I am trying to take the "derivative" of a matrix $M = ABB^TA^T$ with respect to the inner matrix $B$, where $A$ is $n\times n$ and $B$ is $n\times m$ with $m \leq n$.
In other words, looking for a closed form solution to $\frac{\partial M_{ab}}{\partial B_{ij}}$ for all $1\leq a,b,i \leq n$ and $1\leq j \leq m$
Eventually, the goal would be to use this to find the derivative of the sum of all elements of $M$ with respect to the elements of $B$. So if $\mathbf{1}$ is the $n\times 1$ vector of $1$'s, then let:
$f(B) = \sum_{a=1}^n \sum_{b=1}^n M_{ab} = \mathbf{1}^T A B B^T A^T \mathbf{1}$
And my end goal is to find $\frac{\partial f(B)}{\partial B_{ij}}$. Of course, since the derivative of a sum is the sum of derivatives, I should be able to find the full solution from a closed-form expression for $\frac{\partial M_{ab}}{\partial B_{ij}}$
This seems like it should have a simple solution but I have been stuck on it for a while.
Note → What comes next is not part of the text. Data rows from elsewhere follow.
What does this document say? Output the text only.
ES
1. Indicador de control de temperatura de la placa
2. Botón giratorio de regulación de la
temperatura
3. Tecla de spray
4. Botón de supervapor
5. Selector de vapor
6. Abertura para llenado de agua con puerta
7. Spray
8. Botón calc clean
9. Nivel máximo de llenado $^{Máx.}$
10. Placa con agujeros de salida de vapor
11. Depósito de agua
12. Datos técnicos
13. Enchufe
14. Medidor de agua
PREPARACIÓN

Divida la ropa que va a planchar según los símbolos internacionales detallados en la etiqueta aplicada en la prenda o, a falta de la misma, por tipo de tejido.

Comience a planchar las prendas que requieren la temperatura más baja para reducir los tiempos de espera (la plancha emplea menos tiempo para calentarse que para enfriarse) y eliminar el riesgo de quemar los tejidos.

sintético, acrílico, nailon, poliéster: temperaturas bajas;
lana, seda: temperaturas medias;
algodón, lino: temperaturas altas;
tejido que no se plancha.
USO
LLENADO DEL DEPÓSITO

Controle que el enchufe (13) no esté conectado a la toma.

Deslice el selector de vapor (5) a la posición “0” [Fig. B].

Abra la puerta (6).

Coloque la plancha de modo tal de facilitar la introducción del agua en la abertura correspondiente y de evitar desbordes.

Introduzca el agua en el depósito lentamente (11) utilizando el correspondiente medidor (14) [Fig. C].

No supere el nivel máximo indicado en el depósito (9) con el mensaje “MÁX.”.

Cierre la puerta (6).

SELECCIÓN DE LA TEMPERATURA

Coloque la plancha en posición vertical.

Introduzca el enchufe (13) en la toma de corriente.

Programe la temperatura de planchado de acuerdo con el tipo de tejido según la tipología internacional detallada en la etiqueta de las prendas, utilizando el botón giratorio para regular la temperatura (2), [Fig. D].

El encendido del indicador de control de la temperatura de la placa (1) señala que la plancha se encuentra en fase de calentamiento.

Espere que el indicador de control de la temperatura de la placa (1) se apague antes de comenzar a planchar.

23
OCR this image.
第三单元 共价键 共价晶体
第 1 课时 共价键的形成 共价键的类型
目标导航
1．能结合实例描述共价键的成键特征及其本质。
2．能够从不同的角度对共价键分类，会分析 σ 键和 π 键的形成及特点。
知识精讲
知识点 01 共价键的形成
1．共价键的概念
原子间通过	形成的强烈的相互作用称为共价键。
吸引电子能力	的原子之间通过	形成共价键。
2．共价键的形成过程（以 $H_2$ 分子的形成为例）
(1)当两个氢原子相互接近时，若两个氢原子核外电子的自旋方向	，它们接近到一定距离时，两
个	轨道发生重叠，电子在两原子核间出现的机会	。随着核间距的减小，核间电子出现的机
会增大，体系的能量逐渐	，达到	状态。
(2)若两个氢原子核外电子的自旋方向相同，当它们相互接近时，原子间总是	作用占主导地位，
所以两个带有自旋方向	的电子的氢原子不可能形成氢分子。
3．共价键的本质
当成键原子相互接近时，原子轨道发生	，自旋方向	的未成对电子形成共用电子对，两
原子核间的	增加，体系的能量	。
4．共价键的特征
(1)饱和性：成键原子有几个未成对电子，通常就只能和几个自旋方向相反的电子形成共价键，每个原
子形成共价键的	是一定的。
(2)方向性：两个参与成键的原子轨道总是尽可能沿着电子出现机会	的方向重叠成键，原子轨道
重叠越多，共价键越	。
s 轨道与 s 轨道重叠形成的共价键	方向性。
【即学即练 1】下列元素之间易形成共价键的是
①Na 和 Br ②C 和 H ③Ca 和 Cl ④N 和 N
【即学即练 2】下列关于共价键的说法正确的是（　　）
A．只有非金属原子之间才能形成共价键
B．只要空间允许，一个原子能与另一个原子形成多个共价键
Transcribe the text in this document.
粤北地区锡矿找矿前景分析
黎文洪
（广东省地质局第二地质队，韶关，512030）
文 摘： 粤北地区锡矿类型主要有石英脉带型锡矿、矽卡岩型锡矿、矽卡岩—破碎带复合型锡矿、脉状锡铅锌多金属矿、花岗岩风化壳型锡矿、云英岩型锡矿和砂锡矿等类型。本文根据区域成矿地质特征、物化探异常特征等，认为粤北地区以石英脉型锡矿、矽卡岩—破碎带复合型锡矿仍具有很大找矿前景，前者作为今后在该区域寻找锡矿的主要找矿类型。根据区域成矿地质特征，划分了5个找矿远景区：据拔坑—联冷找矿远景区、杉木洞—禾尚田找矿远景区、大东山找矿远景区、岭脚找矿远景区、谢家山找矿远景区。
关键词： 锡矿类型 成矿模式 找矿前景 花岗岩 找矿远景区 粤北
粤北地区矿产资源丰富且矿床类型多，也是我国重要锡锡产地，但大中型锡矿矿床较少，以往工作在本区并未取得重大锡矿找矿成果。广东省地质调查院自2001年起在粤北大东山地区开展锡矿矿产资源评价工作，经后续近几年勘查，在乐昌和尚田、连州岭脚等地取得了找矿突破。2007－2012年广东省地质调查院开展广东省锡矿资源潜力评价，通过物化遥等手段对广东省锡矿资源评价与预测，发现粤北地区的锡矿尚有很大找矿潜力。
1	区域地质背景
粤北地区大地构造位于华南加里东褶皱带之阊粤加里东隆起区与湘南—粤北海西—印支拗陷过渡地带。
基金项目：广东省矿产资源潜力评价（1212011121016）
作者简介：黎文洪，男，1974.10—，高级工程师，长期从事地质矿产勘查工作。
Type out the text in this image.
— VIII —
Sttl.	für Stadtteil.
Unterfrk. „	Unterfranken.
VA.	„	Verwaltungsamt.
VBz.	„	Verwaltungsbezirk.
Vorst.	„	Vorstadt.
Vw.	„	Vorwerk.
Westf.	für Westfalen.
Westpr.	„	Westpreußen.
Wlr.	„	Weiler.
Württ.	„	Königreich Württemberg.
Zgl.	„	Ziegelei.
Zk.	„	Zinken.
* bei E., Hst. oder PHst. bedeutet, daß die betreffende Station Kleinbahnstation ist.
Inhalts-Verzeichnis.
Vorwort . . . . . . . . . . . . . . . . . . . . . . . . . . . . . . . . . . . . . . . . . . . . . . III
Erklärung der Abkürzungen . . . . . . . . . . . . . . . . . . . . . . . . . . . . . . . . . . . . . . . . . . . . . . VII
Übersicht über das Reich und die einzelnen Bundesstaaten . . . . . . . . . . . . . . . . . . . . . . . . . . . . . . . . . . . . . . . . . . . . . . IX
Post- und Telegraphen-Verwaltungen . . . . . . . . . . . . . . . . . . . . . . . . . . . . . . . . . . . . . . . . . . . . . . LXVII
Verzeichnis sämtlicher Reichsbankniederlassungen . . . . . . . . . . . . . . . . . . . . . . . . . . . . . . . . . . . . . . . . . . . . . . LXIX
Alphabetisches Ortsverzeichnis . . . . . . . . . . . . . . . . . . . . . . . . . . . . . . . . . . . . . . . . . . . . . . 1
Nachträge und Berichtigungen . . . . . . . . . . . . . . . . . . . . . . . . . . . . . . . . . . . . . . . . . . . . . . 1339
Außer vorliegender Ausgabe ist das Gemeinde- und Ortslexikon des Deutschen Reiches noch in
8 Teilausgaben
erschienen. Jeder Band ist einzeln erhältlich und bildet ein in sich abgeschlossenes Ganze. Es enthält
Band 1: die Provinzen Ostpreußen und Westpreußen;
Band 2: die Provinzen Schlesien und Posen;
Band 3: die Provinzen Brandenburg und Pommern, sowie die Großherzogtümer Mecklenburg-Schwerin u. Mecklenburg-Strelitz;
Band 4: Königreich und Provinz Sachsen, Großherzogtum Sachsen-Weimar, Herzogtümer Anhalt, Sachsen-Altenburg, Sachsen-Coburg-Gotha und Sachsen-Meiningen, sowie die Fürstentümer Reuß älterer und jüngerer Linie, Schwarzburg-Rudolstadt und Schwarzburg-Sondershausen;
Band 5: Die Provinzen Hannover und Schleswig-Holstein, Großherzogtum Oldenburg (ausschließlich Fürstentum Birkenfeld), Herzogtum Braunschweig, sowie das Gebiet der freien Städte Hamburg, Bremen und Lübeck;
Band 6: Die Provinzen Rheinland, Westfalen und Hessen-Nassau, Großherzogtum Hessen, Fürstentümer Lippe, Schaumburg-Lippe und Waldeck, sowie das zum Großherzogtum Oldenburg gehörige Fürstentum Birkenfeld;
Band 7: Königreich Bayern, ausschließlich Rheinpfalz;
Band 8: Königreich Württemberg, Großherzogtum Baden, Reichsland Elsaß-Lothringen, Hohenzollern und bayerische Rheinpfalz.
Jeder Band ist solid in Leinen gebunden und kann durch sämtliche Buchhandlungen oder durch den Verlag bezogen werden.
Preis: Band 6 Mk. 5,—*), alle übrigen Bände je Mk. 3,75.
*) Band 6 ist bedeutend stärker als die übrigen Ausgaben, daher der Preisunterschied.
Any help is welcome and appreciated.
Best Answer
Use a colon to denote the trace/Frobenius product, i.e. $$A:B = {\rm Tr}(A^TB) = {\rm Tr}(AB^T) = B:A$$ and use it to rewrite the cost function. Then calculate its differential and gradient. $$\eqalign{ f &= {\rm Tr}({\tt1}^TABB^TA^T{\tt1}) \\ &= {\rm Tr}(A^T{\tt1}{\tt1}^TABB^T) \\ &= A^T{\tt1}{\tt1}^TA:BB^T \\ df &= A^T{\tt1}{\tt1}^TA:(dB\,B^T+B\,dB^T) \\ &= 2A^T{\tt1}{\tt1}^TA:dB\,B^T \\ &= 2A^T{\tt1}{\tt1}^TAB:dB \\ \frac{\partial f}{\partial B} &= 2A^T{\tt1}{\tt1}^TAB \\ }$$ NB: The properties of the trace allow terms in a colon product to be shuffled around, e.g. $$A:BC \;=\; AC^T:B \;=\; B^TA:C \;=\; etc.$$ Also recall that the trace of a scalar quantity is equal to the quantity itself.